Simplifying the Play Calls?
One last reason Olsen’s return makes Newton happy? His knowledge of the offense. When it comes to barking out the plays in the huddle, sometimes Newton needs a bit of an assist from his dependable tight end.
“He's a very intellectual person that helps me out with play-calling,” Newton said. “I call him 'The Dictator' in the huddle because I really have problems with calling plays even in year eight and he kind of helps me.”
There’s a wide range of code words used to describe everyone’s role during a play. Some calls are longer than others. Turner provided an example.
“We can go up and go, ‘Dodge, Lincoln.’ That’s a play,” Turner said. “Now we can also go up and go, ‘Shift, Jack, Right, Slot, Key Left, 7-8-6, F-Drag, Sneak.’
“You can go either way with it.”
The trend for Turner over the years has been to make the calls shorter and shorter.
“There is a fine line between making sure everyone knows what to do and making the calls as short as possible,” Turner explained. “When you have a lot of rotating players like we’ve had, sometimes you add another word to confirm the guy knows what he’s doing. But we’ve shortened a lot of our calls, and I think it’s helped everyone.”
Going Down Memory Lane
When you’ve been coaching in the NFL as long as Turner has, you can find a connection or two with pretty much every opponent on the schedule.
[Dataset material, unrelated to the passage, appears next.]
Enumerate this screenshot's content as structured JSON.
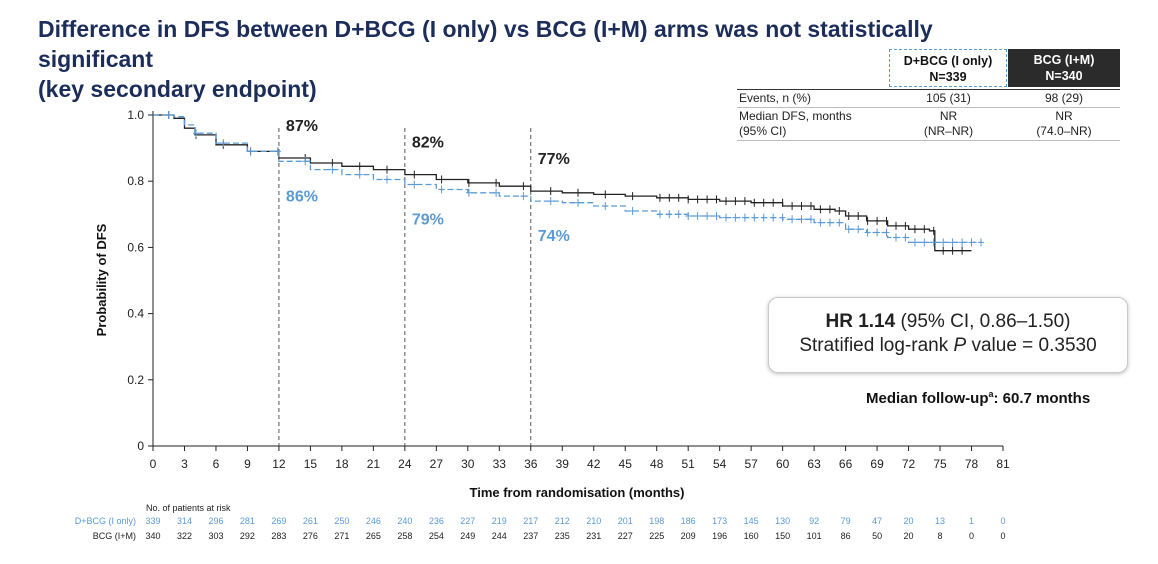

“That’s what happens when you’ve (done) this thing for 34 years,” Turner said with a laugh.
The obvious connection this week is Turner’s history with the Redskins. He was the head coach in Washington from 1994-2000.
“It was awesome. My kids basically grew up there. We lived in Virginia, and it was a great place to live,” Turner said.
But it wasn’t all awesome, particularly at the end of Turner’s run with the franchise. He was fired during the 2000 season when Washington had a 7-6 record.
“I worked for three owners. When you have that kind of transition, and in this case it was turmoil, you manage it the best you can,” Turner said. “We had our issues, (Redskins owner) Dan (Snyder) and I.
“That’s 18 years ago as I told the guys the other day. I don’t remember much of it.”
Turner has other notable connections to Washington’s starting quarterback and future Hall of Fame running back.
“Adrian (Peterson) led the league in rushing the year I was with him,” Turner said, referencing the 2015 season in Minnesota when he was Vikings offensive coordinator.
And when Turner became 49ers offensive coordinator back in 2006, Turner helped then second-year quarterback Alex Smith take the reigns as a full-time starter. Smith was the first overall pick in 2005.
“It was a great year for me and for Alex,” Turner said. “I don’t know how active people were on social media and Twitter back then, but people weren’t real happy with the way he played (as a rookie). He really had a breakout year in 2006. We went from a team that won one game the year before and went 7-9. It was a lot of fun to be around him.”